So keep an eye on how quick Spoelstra is to sub out even his big names for survival’s sake.
2. When you score more, you defend better
This was the Heat’s downfall Wednesday night. The Miami players sputtered so badly for so long that their poor offense crept into their heads, then crossed halfcourt and infested their defense.
Spoelstra and the players attributed it to an energy drain – all those missed shots, particularly that 7-for-45 3-point disaster, wore on them and slowed them up at the other end. They got away with it for a half, but when nothing changed for them offensively after halftime and Boston perked up, the sag in spirit and focus led to a 32-16 shortfall in the third quarter.
“I feel like when we missed shots, it alters our defense,” center Bam Adebayo said. “We’ve got to play through that. Even though we’re not making shots, we’ve still got to get stops.”
Said Spoelstra: “Those last probably three or four minutes of the third and into the fourth, I think the consecutive missed shots, open shots, started to affect us on the other end and we started to break down a little bit.”

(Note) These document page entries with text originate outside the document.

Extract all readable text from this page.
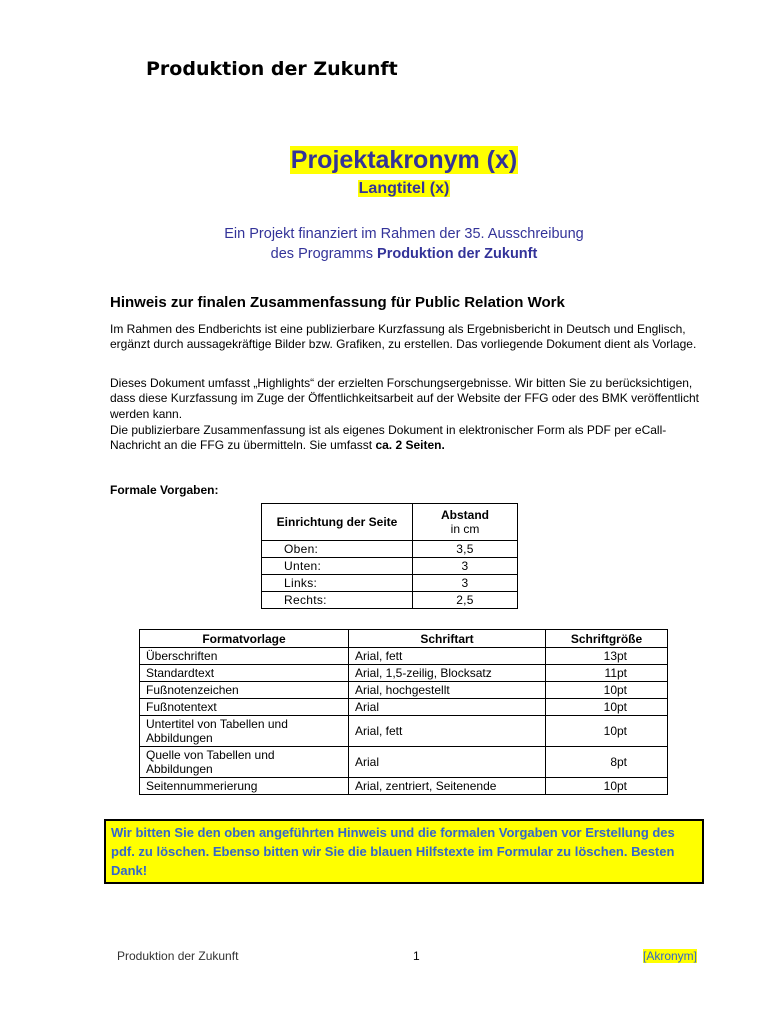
Produktion der Zukunft
Projektakronym (x)
Langtitel (x)
Ein Projekt finanziert im Rahmen der 35. Ausschreibung
des Programms Produktion der Zukunft
Hinweis zur finalen Zusammenfassung für Public Relation Work
Im Rahmen des Endberichts ist eine publizierbare Kurzfassung als Ergebnisbericht in Deutsch und Englisch, ergänzt durch aussagekräftige Bilder bzw. Grafiken, zu erstellen. Das vorliegende Dokument dient als Vorlage.
Dieses Dokument umfasst „Highlights“ der erzielten Forschungsergebnisse. Wir bitten Sie zu berücksichtigen, dass diese Kurzfassung im Zuge der Öffentlichkeitsarbeit auf der Website der FFG oder des BMK veröffentlicht werden kann.
Die publizierbare Zusammenfassung ist als eigenes Dokument in elektronischer Form als PDF per eCall-Nachricht an die FFG zu übermitteln. Sie umfasst ca. 2 Seiten.
Formale Vorgaben:
Einrichtung der Seite	Abstand
in cm

Oben:	3,5
Unten:	3
Links:	3
Rechts:	2,5
Formatvorlage	Schriftart	Schriftgröße
Überschriften	Arial, fett	13pt
Standardtext	Arial, 1,5-zeilig, Blocksatz	11pt
Fußnotenzeichen	Arial, hochgestellt	10pt
Fußnotentext	Arial	10pt
Untertitel von Tabellen und Abbildungen	Arial, fett	10pt
Quelle von Tabellen und Abbildungen	Arial	8pt
Seitennummerierung	Arial, zentriert, Seitenende	10pt
Wir bitten Sie den oben angeführten Hinweis und die formalen Vorgaben vor Erstellung des pdf. zu löschen. Ebenso bitten wir Sie die blauen Hilfstexte im Formular zu löschen. Besten Dank!
Produktion der Zukunft	1	[Akronym]
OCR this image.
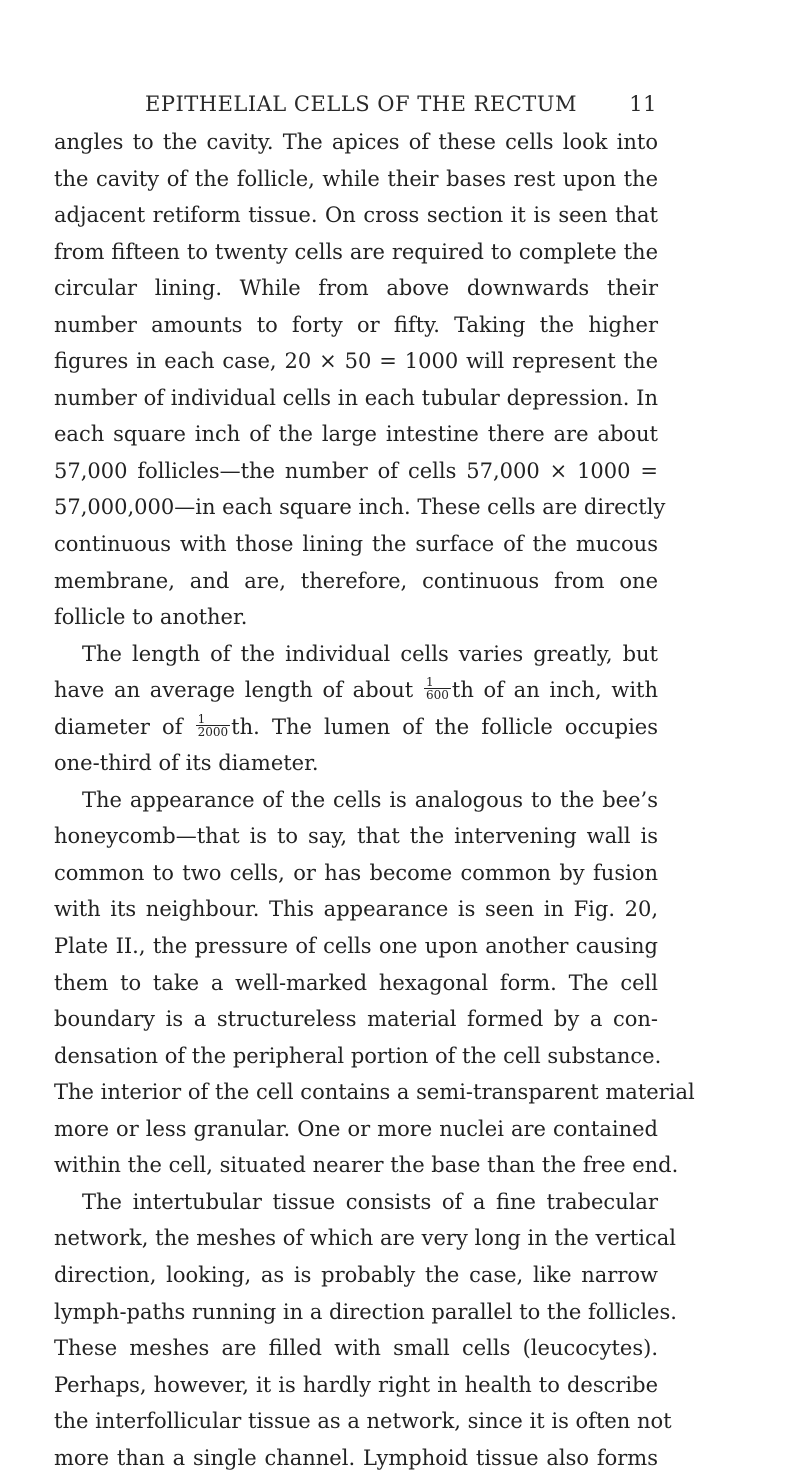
EPITHELIAL CELLS OF THE RECTUM 11
angles to the cavity. The apices of these cells look into
the cavity of the follicle, while their bases rest upon the
adjacent retiform tissue. On cross section it is seen that
from fifteen to twenty cells are required to complete the
circular lining. While from above downwards their
number amounts to forty or fifty. Taking the higher
figures in each case, 20 × 50 = 1000 will represent the
number of individual cells in each tubular depression. In
each square inch of the large intestine there are about
57,000 follicles—the number of cells 57,000 × 1000 =
57,000,000—in each square inch. These cells are directly
continuous with those lining the surface of the mucous
membrane, and are, therefore, continuous from one
follicle to another.
The length of the individual cells varies greatly, but
have an average length of about $\frac{1}{600}$ th of an inch, with
diameter of $\frac{1}{2000}$ th. The lumen of the follicle occupies
one-third of its diameter.
The appearance of the cells is analogous to the bee’s
honeycomb—that is to say, that the intervening wall is
common to two cells, or has become common by fusion
with its neighbour. This appearance is seen in Fig. 20,
Plate II., the pressure of cells one upon another causing
them to take a well-marked hexagonal form. The cell
boundary is a structureless material formed by a con-
densation of the peripheral portion of the cell substance.
The interior of the cell contains a semi-transparent material
more or less granular. One or more nuclei are contained
within the cell, situated nearer the base than the free end.
The intertubular tissue consists of a fine trabecular
network, the meshes of which are very long in the vertical
direction, looking, as is probably the case, like narrow
lymph-paths running in a direction parallel to the follicles.
These meshes are filled with small cells (leucocytes).
Perhaps, however, it is hardly right in health to describe
the interfollicular tissue as a network, since it is often not
more than a single channel. Lymphoid tissue also forms
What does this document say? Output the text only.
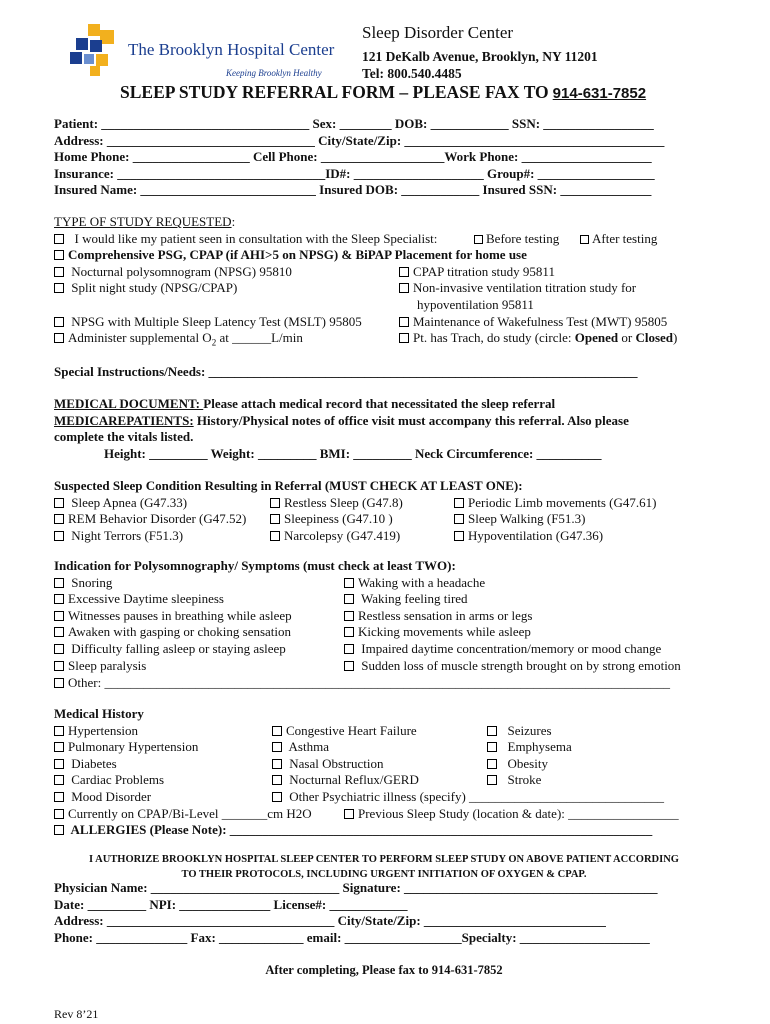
The Brooklyn Hospital Center
Keeping Brooklyn Healthy
Sleep Disorder Center
121 DeKalb Avenue, Brooklyn, NY 11201
Tel: 800.540.4485
SLEEP STUDY REFERRAL FORM – PLEASE FAX TO 914-631-7852
Patient: ________________________________ Sex: ________ DOB: ____________ SSN: _________________
Address: ________________________________ City/State/Zip: ________________________________________
Home Phone: __________________ Cell Phone: ___________________Work Phone: ____________________
Insurance: ________________________________ID#: ____________________ Group#: __________________
Insured Name: ___________________________ Insured DOB: ____________ Insured SSN: ______________
TYPE OF STUDY REQUESTED:
I would like my patient seen in consultation with the Sleep Specialist:	Before testing	After testing
Comprehensive PSG, CPAP (if AHI>5 on NPSG) & BiPAP Placement for home use
Nocturnal polysomnogram (NPSG) 95810	CPAP titration study 95811
Split night study (NPSG/CPAP)	Non-invasive ventilation titration study for
hypoventilation 95811
NPSG with Multiple Sleep Latency Test (MSLT) 95805	Maintenance of Wakefulness Test (MWT) 95805
Administer supplemental $O_2$ at ______L/min	Pt. has Trach, do study (circle: Opened or Closed)
Special Instructions/Needs: __________________________________________________________________
MEDICAL DOCUMENT: Please attach medical record that necessitated the sleep referral
MEDICAREPATIENTS: History/Physical notes of office visit must accompany this referral. Also please
complete the vitals listed.
Height: _________ Weight: _________ BMI: _________ Neck Circumference: __________
Suspected Sleep Condition Resulting in Referral (MUST CHECK AT LEAST ONE):
Sleep Apnea (G47.33)
REM Behavior Disorder (G47.52)
Night Terrors (F51.3)
Restless Sleep (G47.8)
Sleepiness (G47.10 )
Narcolepsy (G47.419)
Periodic Limb movements (G47.61)
Sleep Walking (F51.3)
Hypoventilation (G47.36)
Indication for Polysomnography/ Symptoms (must check at least TWO):
Snoring
Excessive Daytime sleepiness
Witnesses pauses in breathing while asleep
Awaken with gasping or choking sensation
Difficulty falling asleep or staying asleep
Sleep paralysis
Waking with a headache
Waking feeling tired
Restless sensation in arms or legs
Kicking movements while asleep
Impaired daytime concentration/memory or mood change
Sudden loss of muscle strength brought on by strong emotion
Other: _______________________________________________________________________________________
Medical History
Hypertension
Pulmonary Hypertension
Diabetes
Cardiac Problems
Mood Disorder
Congestive Heart Failure
Asthma
Nasal Obstruction
Nocturnal Reflux/GERD
Other Psychiatric illness (specify) ______________________________
Seizures
Emphysema
Obesity
Stroke
Currently on CPAP/Bi-Level _______cm H2O	Previous Sleep Study (location & date): _________________
ALLERGIES (Please Note): _________________________________________________________________
Physician Name: _____________________________ Signature: _______________________________________
Date: _________ NPI: ______________ License#: ____________
Address: ___________________________________ City/State/Zip: ____________________________
Phone: ______________ Fax: _____________ email: __________________Specialty: ____________________
I AUTHORIZE BROOKLYN HOSPITAL SLEEP CENTER TO PERFORM SLEEP STUDY ON ABOVE PATIENT ACCORDING
TO THEIR PROTOCOLS, INCLUDING URGENT INITIATION OF OXYGEN & CPAP.
After completing, Please fax to 914-631-7852
Rev 8’21
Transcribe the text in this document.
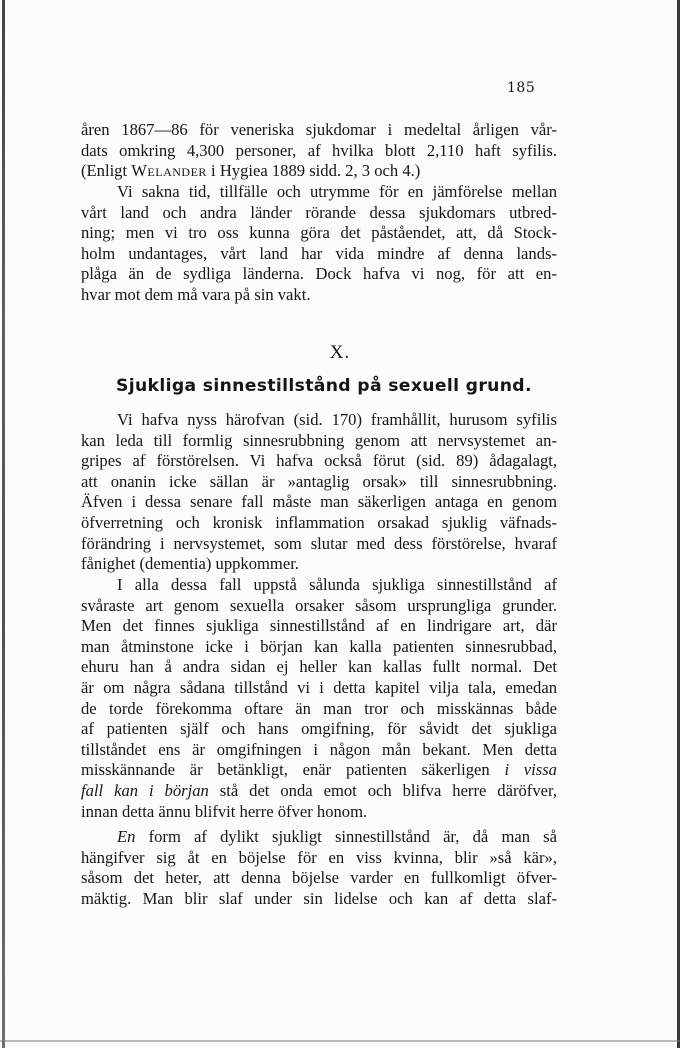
185
åren 1867—86 för veneriska sjukdomar i medeltal årligen vår-
dats omkring 4,300 personer, af hvilka blott 2,110 haft syfilis.
(Enligt Welander i Hygiea 1889 sidd. 2, 3 och 4.)
Vi sakna tid, tillfälle och utrymme för en jämförelse mellan
vårt land och andra länder rörande dessa sjukdomars utbred-
ning; men vi tro oss kunna göra det påståendet, att, då Stock-
holm undantages, vårt land har vida mindre af denna lands-
plåga än de sydliga länderna. Dock hafva vi nog, för att en-
hvar mot dem må vara på sin vakt.
X.
Sjukliga sinnestillstånd på sexuell grund.
Vi hafva nyss härofvan (sid. 170) framhållit, hurusom syfilis
kan leda till formlig sinnesrubbning genom att nervsystemet an-
gripes af förstörelsen. Vi hafva också förut (sid. 89) ådagalagt,
att onanin icke sällan är »antaglig orsak» till sinnesrubbning.
Äfven i dessa senare fall måste man säkerligen antaga en genom
öfverretning och kronisk inflammation orsakad sjuklig väfnads-
förändring i nervsystemet, som slutar med dess förstörelse, hvaraf
fånighet (dementia) uppkommer.
I alla dessa fall uppstå sålunda sjukliga sinnestillstånd af
svåraste art genom sexuella orsaker såsom ursprungliga grunder.
Men det finnes sjukliga sinnestillstånd af en lindrigare art, där
man åtminstone icke i början kan kalla patienten sinnesrubbad,
ehuru han å andra sidan ej heller kan kallas fullt normal. Det
är om några sådana tillstånd vi i detta kapitel vilja tala, emedan
de torde förekomma oftare än man tror och misskännas både
af patienten själf och hans omgifning, för såvidt det sjukliga
tillståndet ens är omgifningen i någon mån bekant. Men detta
misskännande är betänkligt, enär patienten säkerligen i vissa
fall kan i början stå det onda emot och blifva herre däröfver,
innan detta ännu blifvit herre öfver honom.
En form af dylikt sjukligt sinnestillstånd är, då man så
hängifver sig åt en böjelse för en viss kvinna, blir »så kär»,
såsom det heter, att denna böjelse varder en fullkomligt öfver-
mäktig. Man blir slaf under sin lidelse och kan af detta slaf-
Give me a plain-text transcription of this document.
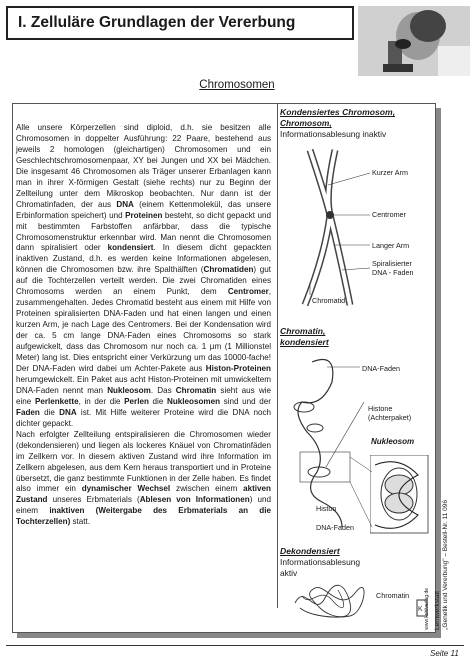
I. Zelluläre Grundlagen der Vererbung
Chromosomen
Alle unsere Körperzellen sind diploid, d.h. sie besitzen alle Chromosomen in doppelter Ausführung: 22 Paare, bestehend aus jeweils 2 homologen (gleichartigen) Chromosomen und ein Geschlechtschromosomenpaar, XY bei Jungen und XX bei Mädchen. Die insgesamt 46 Chromosomen als Träger unserer Erbanlagen kann man in ihrer X-förmigen Gestalt (siehe rechts) nur zu Beginn der Zellteilung unter dem Mikroskop beobachten. Nur dann ist der Chromatinfaden, der aus DNA (einem Kettenmolekül, das unsere Erbinformation speichert) und Proteinen besteht, so dicht gepackt und mit bestimmten Farbstoffen anfärbbar, dass die typische Chromosomenstruktur erkennbar wird. Man nennt die Chromosomen dann spiralisiert oder kondensiert. In diesem dicht gepackten inaktiven Zustand, d.h. es werden keine Informationen abgelesen, können die Chromosomen bzw. ihre Spalthälften (Chromatiden) gut auf die Tochterzellen verteilt werden. Die zwei Chromatiden eines Chromosoms werden an einem Punkt, dem Centromer, zusammengehalten. Jedes Chromatid besteht aus einem mit Hilfe von Proteinen spiralisierten DNA-Faden und hat einen langen und einen kurzen Arm, je nach Lage des Centromers. Bei der Kondensation wird der ca. 5 cm lange DNA-Faden eines Chromosoms so stark aufgewickelt, dass das Chromosom nur noch ca. 1 µm (1 Millionstel Meter) lang ist. Dies entspricht einer Verkürzung um das 10000-fache! Der DNA-Faden wird dabei um Achter-Pakete aus Histon-Proteinen herumgewickelt. Ein Paket aus acht Histon-Proteinen mit umwickeltem DNA-Faden nennt man Nukleosom. Das Chromatin sieht aus wie eine Perlenkette, in der die Perlen die Nukleosomen sind und der Faden die DNA ist. Mit Hilfe weiterer Proteine wird die DNA noch dichter gepackt.
Nach erfolgter Zellteilung entspiralisieren die Chromosomen wieder (dekondensieren) und liegen als lockeres Knäuel von Chromatinfäden im Zellkern vor. In diesem aktiven Zustand wird ihre Information im Zellkern abgelesen, aus dem Kern heraus transportiert und in Proteine übersetzt, die ganz bestimmte Funktionen in der Zelle haben. Es findet also immer ein dynamischer Wechsel zwischen einem aktiven Zustand unseres Erbmaterials (Ablesen von Informationen) und einem inaktiven (Weitergabe des Erbmaterials an die Tochterzellen) statt.
Kondensiertes Chromosom,
Chromosom,
Informationsablesung inaktiv
Kurzer Arm
Centromer
Langer Arm
Spiralisierter
DNA - Faden
Chromatid
Chromatin,
kondensiert
DNA-Faden
Histone
(Achterpaket)
Nukleosom
Histon
DNA-Faden
Dekondensiert
Informationsablesung
aktiv
Chromatin	Lernwerkstatt „Genetik und Vererbung" – Bestell-Nr. 11 096
www.kohlverlag.de
K
Seite 11
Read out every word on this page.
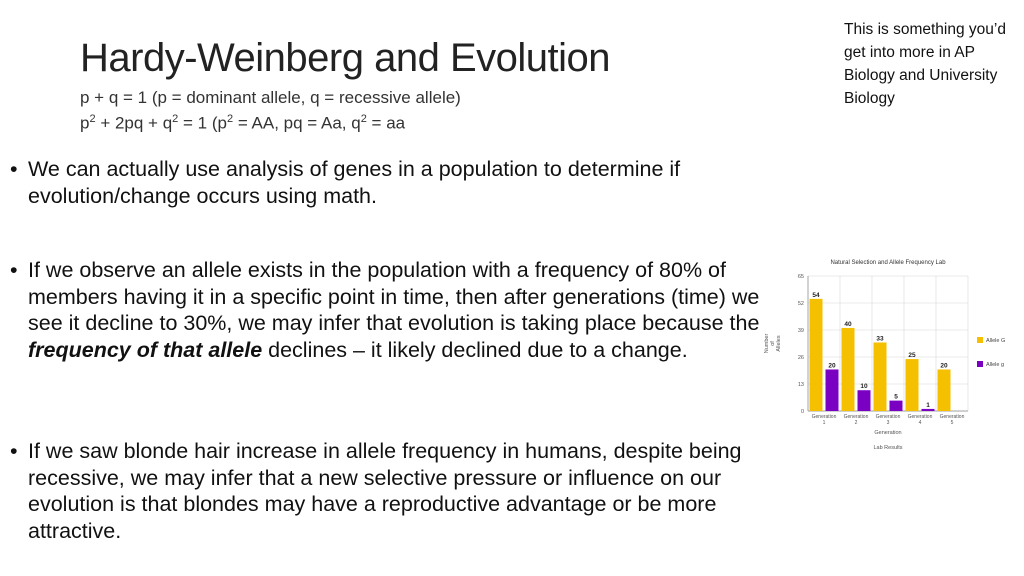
Hardy-Weinberg and Evolution
p + q = 1 (p = dominant allele, q = recessive allele)
$p^2 + 2pq + q^2 = 1$ ($p^2$ = AA, pq = Aa, $q^2$ = aa
This is something you’d get into more in AP Biology and University Biology
• We can actually use analysis of genes in a population to determine if evolution/change occurs using math.
• If we observe an allele exists in the population with a frequency of 80% of members having it in a specific point in time, then after generations (time) we see it decline to 30%, we may infer that evolution is taking place because the frequency of that allele declines – it likely declined due to a change.
• If we saw blonde hair increase in allele frequency in humans, despite being recessive, we may infer that a new selective pressure or influence on our evolution is that blondes may have a reproductive advantage or be more attractive.
Natural Selection and Allele Frequency Lab
0
13
26
39
52
65
Number of Alleles
54
20
Generation
1
40
10
Generation
2
33
5
Generation
3
25
1
Generation
4
20
Generation
5
Generation
Lab Results
Allele G
Allele g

Heckuva time to curl up in a fetal position, two victories from the Finals, unless Heat players feel overmatched or know they’re too hurting.
3. When you defend better, you score more
This was Boston staking out the other side of the same coin. One thing Udoka has achieved during the Celtics’ calendar-2022 turnaround is selling them on a defense-first mentality. They scored just 37 points in the first half and had gotten up 14 fewer shots (34 to 48) by that point, but saw sunlight in Miami’s 37.7% shooting and modest 42 points at the break.
“We rely on the defensive end. Know our offense will pick up eventually,” Udoka said. “When we get the stops to get out and run, we’re kind of a lethal team on both ends.”
He added: “To hold them to that number in the first half when we weren’t playing our best offensively… That travels well with us. We knew we were guarding at a high enough level that if we just turned the corner offensively, we would be in good shape.”
How does Boston turn that corner? Taking care of the ball. In their three victories, the Celtics have had 31 turnovers worth 28 points to Miami. In the two defeats, 40 turned into 52 points.
Udoka had a conversation with Jaylen Brown in particular Wednesday, who was back to some bad habits in the first half. He was trying to dribble through help defenders, causing him to cough up the ball four times in the first half. In the second half, he had no giveaways, while scoring 19 points.
The Celtics found their groove with a 12-4 spurt early in the third quarter. Then came the 24-2 smackdown across the quarter break. It will be on Miami in Game 6 to avoid what has become a defensive web by Boston, limiting the Heat to 182 points in the past two games.
“The mental stress and strain we put on some teams with our defense has worked and carried us through the playoffs at times,” Udoka said. “You saw in the Brooklyn series guys started to wear down. Game 7, Antetokounmpo slowed down some. But having all those bodies to continue to throw at people wears down on them physically and mentally.”
4. Throw out the injury reports
It’s possible that somebody won’t play in Game 6 due to ongoing injuries. Miami’s Tyler Herro, for instance, has missed two games in a row with a groin issue, and about half of Miami’s roster was listed as questionable Thursday evening. Lowry, Strus, P.J. Tucker and Gabe Vincent also carried the questionable tag, though Butler curiously was not listed at all.
“Y’know, I don’t even look at that list anymore,” Spoelstra said, adding that the team complies simply to avoid a league fine.
Neither Marcus Smart nor Robert Williams III was 100% Wednesday, though Smart (ankle) was the more limited with five points on 1-for-5 shooting. Williams (knee) loomed large for a guy who took two shots and scored six points in 26-plus minutes. He grabbed 10 rebounds and blocked three shots – including Gabe Vincent’s 3-pointer, closing a big gap horizontally and vertically – to live rent-free in Miami shooters’ heads.
The Miami center feasted in Game 3 when Williams was out, with 31 points on 15-for-22 shooting. The rest of the series, Adebayo has averaged 10.8 points on 17-for-30 shooting and in Game 5 got pushed (or pushed himself) farther from the rim.